The marriage contract is a formal deed in which a future husband and wife set out any terms of their marriage as they see fit, albeit within the confines of the legal rules. They may not deviate from those rules governing public order and common decency, from those setting out the respective rights and duties of the husband and wife or the rules which deal with the management of communal estate and assets. If there is no marriage contract, then they are governed by the statutory prenuptial system. A husband and wife may change their marriage contract during their marriage

Procedure for Signing a Marriage Contract

The contact must be drawn up prior to marriage. To this end, the parties must appear before a notary, who draws up the deed with a view to having it signed.

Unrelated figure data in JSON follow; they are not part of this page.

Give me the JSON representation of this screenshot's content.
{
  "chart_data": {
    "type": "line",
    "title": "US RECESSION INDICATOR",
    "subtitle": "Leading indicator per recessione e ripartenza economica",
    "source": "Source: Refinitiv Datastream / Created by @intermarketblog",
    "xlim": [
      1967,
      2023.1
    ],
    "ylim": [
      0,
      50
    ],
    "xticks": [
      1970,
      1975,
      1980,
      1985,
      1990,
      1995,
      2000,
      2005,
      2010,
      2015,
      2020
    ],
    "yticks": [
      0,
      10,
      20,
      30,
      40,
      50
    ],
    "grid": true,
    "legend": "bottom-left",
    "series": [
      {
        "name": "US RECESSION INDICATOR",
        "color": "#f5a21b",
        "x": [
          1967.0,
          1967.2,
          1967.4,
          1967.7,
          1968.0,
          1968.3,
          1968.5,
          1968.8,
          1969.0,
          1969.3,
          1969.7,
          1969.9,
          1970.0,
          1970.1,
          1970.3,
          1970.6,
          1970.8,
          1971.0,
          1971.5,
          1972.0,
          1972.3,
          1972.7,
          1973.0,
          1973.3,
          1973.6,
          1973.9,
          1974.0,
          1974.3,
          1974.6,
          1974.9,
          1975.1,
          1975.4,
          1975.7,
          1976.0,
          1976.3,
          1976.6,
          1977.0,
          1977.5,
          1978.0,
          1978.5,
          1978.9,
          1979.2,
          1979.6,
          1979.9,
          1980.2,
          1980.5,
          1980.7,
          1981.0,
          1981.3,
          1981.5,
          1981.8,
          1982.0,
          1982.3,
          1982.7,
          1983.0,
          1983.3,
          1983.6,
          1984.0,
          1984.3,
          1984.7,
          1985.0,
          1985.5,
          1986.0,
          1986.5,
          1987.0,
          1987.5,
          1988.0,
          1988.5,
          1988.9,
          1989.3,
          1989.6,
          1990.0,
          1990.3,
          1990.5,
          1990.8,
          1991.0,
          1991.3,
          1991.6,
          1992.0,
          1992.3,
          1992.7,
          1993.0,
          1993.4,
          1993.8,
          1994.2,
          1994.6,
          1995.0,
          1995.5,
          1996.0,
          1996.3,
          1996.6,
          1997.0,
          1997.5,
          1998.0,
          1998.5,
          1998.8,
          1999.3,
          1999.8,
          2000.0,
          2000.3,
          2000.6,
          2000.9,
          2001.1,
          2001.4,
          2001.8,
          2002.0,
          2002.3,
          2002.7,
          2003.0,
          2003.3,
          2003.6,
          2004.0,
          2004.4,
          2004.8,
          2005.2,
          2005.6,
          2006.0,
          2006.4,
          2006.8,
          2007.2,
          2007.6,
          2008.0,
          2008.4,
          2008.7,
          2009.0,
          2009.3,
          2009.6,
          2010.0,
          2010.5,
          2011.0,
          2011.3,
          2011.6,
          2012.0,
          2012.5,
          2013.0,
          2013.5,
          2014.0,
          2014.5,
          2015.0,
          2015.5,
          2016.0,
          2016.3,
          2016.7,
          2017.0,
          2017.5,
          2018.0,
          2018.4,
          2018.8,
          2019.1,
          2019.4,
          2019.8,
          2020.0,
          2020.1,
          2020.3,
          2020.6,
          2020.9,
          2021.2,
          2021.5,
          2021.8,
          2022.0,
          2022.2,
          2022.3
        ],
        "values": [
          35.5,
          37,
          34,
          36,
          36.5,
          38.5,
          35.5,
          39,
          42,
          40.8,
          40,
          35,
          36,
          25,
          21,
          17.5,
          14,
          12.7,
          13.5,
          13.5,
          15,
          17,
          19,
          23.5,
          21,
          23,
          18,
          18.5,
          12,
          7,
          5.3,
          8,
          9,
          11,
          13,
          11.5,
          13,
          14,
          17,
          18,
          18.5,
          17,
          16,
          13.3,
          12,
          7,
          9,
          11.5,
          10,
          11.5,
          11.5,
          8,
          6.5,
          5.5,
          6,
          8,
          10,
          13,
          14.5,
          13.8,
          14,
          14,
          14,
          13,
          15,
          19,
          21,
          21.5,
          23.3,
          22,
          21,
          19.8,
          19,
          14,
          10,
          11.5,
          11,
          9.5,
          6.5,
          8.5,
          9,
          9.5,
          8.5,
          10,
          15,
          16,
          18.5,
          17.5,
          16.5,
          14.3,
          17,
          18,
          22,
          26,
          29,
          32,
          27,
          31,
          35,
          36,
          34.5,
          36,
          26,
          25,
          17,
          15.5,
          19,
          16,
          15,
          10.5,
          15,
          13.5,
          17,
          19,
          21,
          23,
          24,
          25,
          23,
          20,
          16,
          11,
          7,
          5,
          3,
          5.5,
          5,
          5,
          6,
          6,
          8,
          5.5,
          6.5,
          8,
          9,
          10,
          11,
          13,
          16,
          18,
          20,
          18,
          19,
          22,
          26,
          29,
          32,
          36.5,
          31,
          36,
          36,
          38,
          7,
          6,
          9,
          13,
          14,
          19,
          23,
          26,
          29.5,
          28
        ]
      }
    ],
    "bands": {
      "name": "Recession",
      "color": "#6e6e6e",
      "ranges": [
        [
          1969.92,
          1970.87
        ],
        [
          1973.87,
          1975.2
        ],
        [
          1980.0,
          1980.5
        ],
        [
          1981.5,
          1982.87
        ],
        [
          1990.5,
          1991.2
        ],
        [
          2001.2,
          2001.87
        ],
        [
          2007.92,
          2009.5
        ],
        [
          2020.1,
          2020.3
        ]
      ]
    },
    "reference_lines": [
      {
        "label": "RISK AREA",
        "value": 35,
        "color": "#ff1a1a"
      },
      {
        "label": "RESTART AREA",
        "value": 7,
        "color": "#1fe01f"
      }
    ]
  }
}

Either party who is unable to attend may be represented by a proxy by means of a special power of attorney executed before a notary.

The marriage contract takes effect on the date of the civil marriage ceremony.

The marriage certificate must provide the following information: date of the contract, the name and address of the notary who drew up the contract, and the type of marriage contract. Failing this, any clauses derogating from the statutory system may not be applied to third parties who engaged in contractual relationships with the husband and wife without knowledge of their marriage contract.

Any transfer of real estate in connection with a marriage contract must be registered with the mortgage registration office. All the marriage contracts must be registered with the Central Register of Marriage Contracts (CRM). If an agreement deviates from the proportional distribution rule or provides for the appointment of an heir, it must also be registered with the Central Register of Last Wills and Testaments (CRT).

If one of the spouses is a merchant, within one month after the marriage contract is drawn up the marriage certificate must be sent to the clerk of the Commercial Court in whose jurisdiction the spouse in question is listed in the trade register.

The Prenuptial Agreement

A prenuptial agreement includes all the rules governing the ownership and use of assets during the marriage and the settlement of said assets in the event that the marriage is dissolved. The prenuptial agreement takes effect on the day of the marriage ceremony and ends upon the death of one of the spouses, with their legal separation, divorce, the legal separation of their assets or the adoption of another prenuptial agreement.

Different Kinds of Marriage Systems

The statutory system is the system of communal estate of husband and wife comprising only property acquired after their marriage. It applies in the absence of a marriage contract. It is based on three types of estate: a) estate belonging to the husband; b) estate belonging to the wife; c) estate common to the husband and wife. The spouses are independent with respect to their own estates and equal with respect to their communal estate.

The system of separate estates by prenuptial agreement only applies if it has been expressly selected in the marriage contract. Under this system, there is no communal estate. There is, in principle, a full separation of assets and debts, and each of the spouses manages his or her own assets.

These systems are not mutually exclusive. They may be modified by means of special clauses. During the contract, the spouses may amend the prenuptial agreement before a notary.